Reports regarding visual field defects in Tourette syndrome are conflicting. Enoch et al. reported a series of patients with a variety of visual field defects obtained with Goldman kinetic perimetry [129]. These defects included arcuate scotoma, steps, baring of the blind spot and enlargement of the blind spot. The field defects were usually asymmetric. Two of the patients described by these authors had keratoconus which has not been described elsewhere in individuals with Tourette syndrome [129]. Tatlipinar et al. found no visual field defects with Goldman perimetry in their series of patients with Tourette syndrome [135].
Coats et al. in their report on excessive blinking in 99 children only found 2 cases of Tourette syndrome which suggests that patients with Tourette syndrome seldom present to pediatric ophthalmologists [118].

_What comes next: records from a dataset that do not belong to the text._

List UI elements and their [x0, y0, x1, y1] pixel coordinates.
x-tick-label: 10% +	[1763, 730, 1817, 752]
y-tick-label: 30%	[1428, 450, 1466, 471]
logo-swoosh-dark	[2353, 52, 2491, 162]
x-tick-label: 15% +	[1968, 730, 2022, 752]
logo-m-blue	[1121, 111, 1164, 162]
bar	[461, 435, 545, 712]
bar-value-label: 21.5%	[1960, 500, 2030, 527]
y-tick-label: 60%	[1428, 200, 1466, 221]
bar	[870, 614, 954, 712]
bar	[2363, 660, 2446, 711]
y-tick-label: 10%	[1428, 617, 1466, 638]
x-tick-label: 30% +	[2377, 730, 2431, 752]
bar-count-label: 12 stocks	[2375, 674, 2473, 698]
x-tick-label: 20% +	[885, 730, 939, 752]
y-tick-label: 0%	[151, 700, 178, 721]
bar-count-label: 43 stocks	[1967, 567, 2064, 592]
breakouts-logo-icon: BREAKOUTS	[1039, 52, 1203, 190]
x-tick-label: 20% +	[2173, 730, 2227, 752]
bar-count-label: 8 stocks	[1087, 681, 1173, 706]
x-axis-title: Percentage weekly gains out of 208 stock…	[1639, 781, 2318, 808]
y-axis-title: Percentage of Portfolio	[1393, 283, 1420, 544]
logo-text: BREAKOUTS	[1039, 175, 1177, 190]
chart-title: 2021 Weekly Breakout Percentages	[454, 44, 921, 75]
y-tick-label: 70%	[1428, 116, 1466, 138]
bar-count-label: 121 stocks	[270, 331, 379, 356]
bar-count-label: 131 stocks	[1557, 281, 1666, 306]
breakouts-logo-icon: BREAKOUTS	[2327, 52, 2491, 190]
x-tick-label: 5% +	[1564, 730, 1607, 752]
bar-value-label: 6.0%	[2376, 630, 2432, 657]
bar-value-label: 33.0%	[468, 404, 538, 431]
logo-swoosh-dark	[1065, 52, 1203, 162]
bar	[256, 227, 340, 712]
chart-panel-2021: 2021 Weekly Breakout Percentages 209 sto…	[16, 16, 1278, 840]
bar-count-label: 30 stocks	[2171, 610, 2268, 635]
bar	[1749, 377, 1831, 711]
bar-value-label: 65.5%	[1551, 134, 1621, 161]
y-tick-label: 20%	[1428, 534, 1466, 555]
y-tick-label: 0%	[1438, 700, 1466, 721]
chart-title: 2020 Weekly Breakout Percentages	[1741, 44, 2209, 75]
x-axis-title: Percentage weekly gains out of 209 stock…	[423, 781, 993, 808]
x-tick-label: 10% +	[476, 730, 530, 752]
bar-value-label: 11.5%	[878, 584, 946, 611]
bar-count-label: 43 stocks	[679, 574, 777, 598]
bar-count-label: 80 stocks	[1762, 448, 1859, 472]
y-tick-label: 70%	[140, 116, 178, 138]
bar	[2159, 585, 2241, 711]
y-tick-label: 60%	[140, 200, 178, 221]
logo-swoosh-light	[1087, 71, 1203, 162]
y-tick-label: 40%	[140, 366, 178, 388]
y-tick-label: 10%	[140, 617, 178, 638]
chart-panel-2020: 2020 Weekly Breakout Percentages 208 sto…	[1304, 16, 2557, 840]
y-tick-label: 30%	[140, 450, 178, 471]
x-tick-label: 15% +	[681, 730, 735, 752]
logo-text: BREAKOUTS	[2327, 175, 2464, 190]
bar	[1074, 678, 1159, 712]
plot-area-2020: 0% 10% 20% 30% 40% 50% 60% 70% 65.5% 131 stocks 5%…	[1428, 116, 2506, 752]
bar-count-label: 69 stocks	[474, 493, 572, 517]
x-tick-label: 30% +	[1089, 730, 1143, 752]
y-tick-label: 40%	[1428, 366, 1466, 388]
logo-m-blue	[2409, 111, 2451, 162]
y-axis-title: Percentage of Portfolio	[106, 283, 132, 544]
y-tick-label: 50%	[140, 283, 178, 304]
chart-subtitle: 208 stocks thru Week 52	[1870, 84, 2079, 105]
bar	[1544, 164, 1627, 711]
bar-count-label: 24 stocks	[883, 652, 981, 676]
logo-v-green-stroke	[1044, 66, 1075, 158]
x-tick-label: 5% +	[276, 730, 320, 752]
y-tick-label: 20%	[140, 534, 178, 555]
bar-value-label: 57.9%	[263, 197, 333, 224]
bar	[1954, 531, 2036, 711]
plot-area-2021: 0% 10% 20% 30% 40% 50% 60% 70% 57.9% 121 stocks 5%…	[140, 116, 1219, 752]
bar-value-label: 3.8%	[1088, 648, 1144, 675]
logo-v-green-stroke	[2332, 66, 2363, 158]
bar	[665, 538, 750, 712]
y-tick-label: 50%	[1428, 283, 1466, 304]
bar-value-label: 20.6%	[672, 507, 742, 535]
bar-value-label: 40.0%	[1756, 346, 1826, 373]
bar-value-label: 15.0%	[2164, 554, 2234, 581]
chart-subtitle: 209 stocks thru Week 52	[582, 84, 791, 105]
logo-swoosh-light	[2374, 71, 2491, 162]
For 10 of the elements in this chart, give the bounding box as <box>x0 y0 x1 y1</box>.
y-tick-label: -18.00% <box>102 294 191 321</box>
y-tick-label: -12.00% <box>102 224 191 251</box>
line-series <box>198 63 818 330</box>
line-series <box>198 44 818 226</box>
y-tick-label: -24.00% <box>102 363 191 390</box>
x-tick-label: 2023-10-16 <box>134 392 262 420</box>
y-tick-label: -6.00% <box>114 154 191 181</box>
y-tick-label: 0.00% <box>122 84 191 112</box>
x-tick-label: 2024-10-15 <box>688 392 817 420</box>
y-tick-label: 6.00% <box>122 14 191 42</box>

Eye movement recordings may help reveal some of the underlying neurobiology of Tourette syndrome. A 13 year old boy with Tourette syndrome demonstrated saccadic intrusions during smooth pursuit and optokinetic nystagmus with dysmetric reflexive and voluntary saccades and a complete inability to perform antisaccades [138]. This was hypothesized to be due to abnormalities in the frontal lobes and basal ganglia. Patients with Tourette syndrome have difficulty with delayed response saccadic tasks which are tasks in which a subject has to memorize a saccadic task and perform it after a specified delay [139]. It has been suggested that this may reflect their “difficulty in maintaining internally planned behaviours without acting on them” consistent with the inability to control tics [139].
Diagnosis
The diagnosis of Tourette syndrome is made on the basis of history and clinical assessment [126]. Video recordings can be useful for comparing the nature and severity of the clinical features over time [132]. It is important to recognize, as discussed above, that only a minority of children with ocular tic, will have Tourette syndrome.
Management
The ophthalmic management of Tourette syndrome is limited. There are reports of the use of botulinum toxin injection for ocular tics [142] and phonic tics [143] in children with Tourette syndrome. Botulinum toxin improved both the motor component of the ocular tic and the associated premonitory sensation [142].